Getting on the same page: the neural basis for social coordination deficits in behavioral variant frontotemporal degeneration.

Neuropsychologia

University of Pennsylvania Perelman School of Medicine, Penn Department of Neurology and Frontotemporal Degeneration Center, Philadelphia, 19104 PA, USA; University of Pennsylvania, Neuroscience Graduate Group, Philadelphia, 19104 PA, USA. Electronic address:

Published: March 2015

For social interactions to be successful, individuals must establish shared mental representations that allow them to reach a common understanding and "get on the same page". We refer to this process as social coordination.

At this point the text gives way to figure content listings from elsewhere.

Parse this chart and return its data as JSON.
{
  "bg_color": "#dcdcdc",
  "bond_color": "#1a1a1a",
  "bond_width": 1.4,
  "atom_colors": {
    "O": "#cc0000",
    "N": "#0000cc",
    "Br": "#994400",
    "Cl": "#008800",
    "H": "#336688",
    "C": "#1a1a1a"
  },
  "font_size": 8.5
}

While examples of social coordination are ubiquitous in daily life, relatively little is known about the neuroanatomic basis of this complex behavior. This is particularly true in a language context, as previous studies have used overly complex paradigms to study this. Although traditional views of language processing and the recent interactive-alignment account of conversation focus on peri-Sylvian regions, our model of social coordination predicts prefrontal involvement. To test this hypothesis, we examine the neural basis of social coordination during conversational exchanges in non-aphasic patients with behavioral variant frontotemporal degeneration (bvFTD). bvFTD patients show impairments in executive function and social comportment due to disease in frontal and anterior temporal regions. To investigate social coordination in bvFTD, we developed a novel language-based task that assesses patients' ability to convey an object's description to a conversational partner. Experimental conditions manipulated the amount of information shared by the participant and the conversational partner, and the associated working memory demands. Our results indicate that, although patients did not have difficulty identifying the features of the objects, they did produce descriptions that included insufficient or inappropriate adjectives and thus struggled to communicate effectively. Impaired performance was related to gray matter atrophy particularly in medial prefrontal and orbitofrontal cortices. Our findings suggest an important role for non-language brain areas that belong to a large-scale neurocognitive network for social coordination.